Jaime Piçarra

Disponíveis para defender aquilo em que acreditamos? – Jaime Piçarra

Há dias, numa reunião interna da IACA, em que falávamos da volatilidade e da incerteza dos mercados, dos desafios que temos pela frente e no quanto nos sentimos isolados para lhes dar as respostas adequadas, tais as contradições (e fragilidades) das políticas nacionais e europeias, perguntavam-me se Portugal quer apostar na pecuária.
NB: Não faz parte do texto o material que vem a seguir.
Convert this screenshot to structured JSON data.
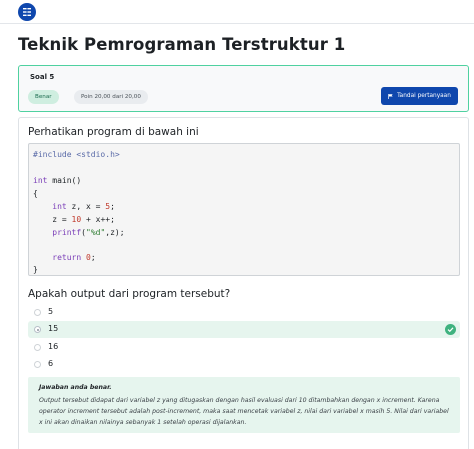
{
  "header": {
    "menu_icon": "menu-grid-icon",
    "accent": "#0f47ad"
  },
  "page": {
    "title": "Teknik Pemrograman Terstruktur 1"
  },
  "question_info": {
    "label": "Soal 5",
    "status_badge": "Benar",
    "points": "Poin 20,00 dari 20,00",
    "flag_button": "Tandai pertanyaan",
    "flag_icon": "flag-icon",
    "border_color": "#4fd1a0"
  },
  "question": {
    "prompt": "Perhatikan program di bawah ini",
    "code_lines": [
      "#include <stdio.h>",
      "",
      "int main()",
      "{",
      "    int z, x = 5;",
      "    z = 10 + x++;",
      "    printf(\"%d\",z);",
      "",
      "    return 0;",
      "}"
    ],
    "ask": "Apakah output dari program tersebut?",
    "options": [
      {
        "label": "5",
        "selected": false,
        "correct": false
      },
      {
        "label": "15",
        "selected": true,
        "correct": true
      },
      {
        "label": "16",
        "selected": false,
        "correct": false
      },
      {
        "label": "6",
        "selected": false,
        "correct": false
      }
    ]
  },
  "feedback": {
    "title": "Jawaban anda benar.",
    "text": "Output tersebut didapat dari variabel z yang ditugaskan dengan hasil evaluasi dari 10 ditambahkan dengan x increment. Karena operator increment tersebut adalah post-increment, maka saat mencetak variabel z, nilai dari variabel x masih 5. Nilai dari variabel x ini akan dinaikan nilainya sebanyak 1 setelah operasi dijalankan."
  }
}
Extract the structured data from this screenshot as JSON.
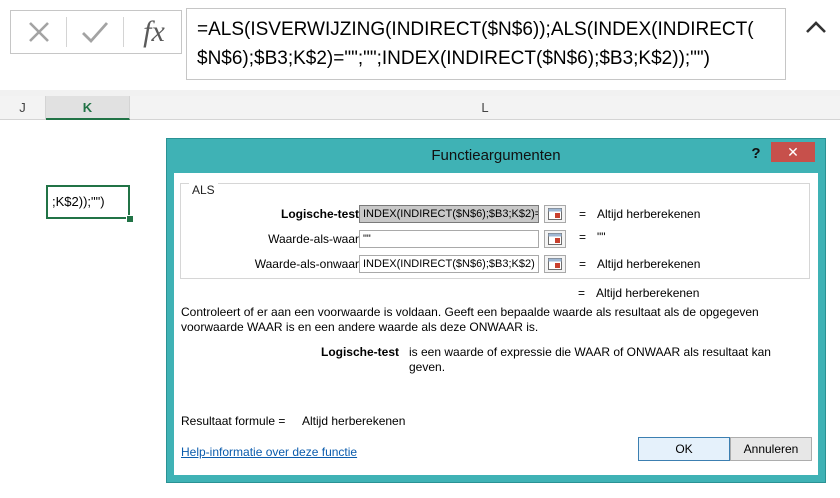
{
  "formula_bar": {
    "cancel_icon": "x-icon",
    "enter_icon": "check-icon",
    "fx_label": "fx",
    "formula_line1": "=ALS(ISVERWIJZING(INDIRECT($N$6));ALS(INDEX(INDIRECT(",
    "formula_line2": "$N$6);$B3;K$2)=\"\";\"\";INDEX(INDIRECT($N$6);$B3;K$2));\"\")"
  },
  "columns": {
    "j": "J",
    "k": "K",
    "l": "L"
  },
  "active_cell": {
    "text": ";K$2));\"\")"
  },
  "dialog": {
    "title": "Functieargumenten",
    "help": "?",
    "close": "✕",
    "function_name": "ALS",
    "args": [
      {
        "label": "Logische-test",
        "value": "INDEX(INDIRECT($N$6);$B3;K$2)=",
        "eq": "=",
        "result": "Altijd herberekenen"
      },
      {
        "label": "Waarde-als-waar",
        "value": "\"\"",
        "eq": "=",
        "result": "\"\""
      },
      {
        "label": "Waarde-als-onwaar",
        "value": "INDEX(INDIRECT($N$6);$B3;K$2)",
        "eq": "=",
        "result": "Altijd herberekenen"
      }
    ],
    "overall_eq": "=",
    "overall_result": "Altijd herberekenen",
    "description": "Controleert of er aan een voorwaarde is voldaan. Geeft een bepaalde waarde als resultaat als de opgegeven voorwaarde WAAR is en een andere waarde als deze ONWAAR is.",
    "param_name": "Logische-test",
    "param_desc": "is een waarde of expressie die WAAR of ONWAAR als resultaat kan geven.",
    "result_label": "Resultaat formule =",
    "result_value": "Altijd herberekenen",
    "help_link": "Help-informatie over deze functie",
    "ok": "OK",
    "cancel": "Annuleren"
  },
  "colors": {
    "dialog_frame": "#3fb2b5",
    "selection": "#217346",
    "close_button": "#c7504b",
    "link": "#0b5cad"
  }
}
Sinceramente, não sei.

Também me questiono se a União Europeia considera a produção animal – cuja indústria, no seu conjunto (alimentação animal, leite e carnes) é a mais relevante do agroalimentar – realmente importante.

Infelizmente, temos tido alguns sinais que indiciam não ser uma prioridade, sobretudo a produção de carne, numa altura em que os focos são a segurança alimentar (disponibilidade de alimentos), o combate às alterações climáticas, a crise demográfica, a desertificação e abandono das zonas rurais, a sustentabilidade, nos seus pilares económico, social e ambiental, e o papel da Europa na geopolítica mundial, nomeadamente nas cadeias de abastecimento globais.

Talvez a resposta seja “sim”, com um outro modelo de pecuária, que não sabemos bem como será, mas que não nos augura nada de bom, tantos são os constrangimentos e obstáculos colocados, quer no lado da oferta, com crescentes restrições legislativas nos licenciamentos ou nos tipos de instalações, proteção ambiental, saúde e bem-estar animal, ou da procura, nas dietas alimentares, nos apelos a um menor consumo de produtos de origem animal, proibições sucessivas e eventualmente, quiçá num futuro não muito longínquo, a existência de taxas ou diferenciação do IVA.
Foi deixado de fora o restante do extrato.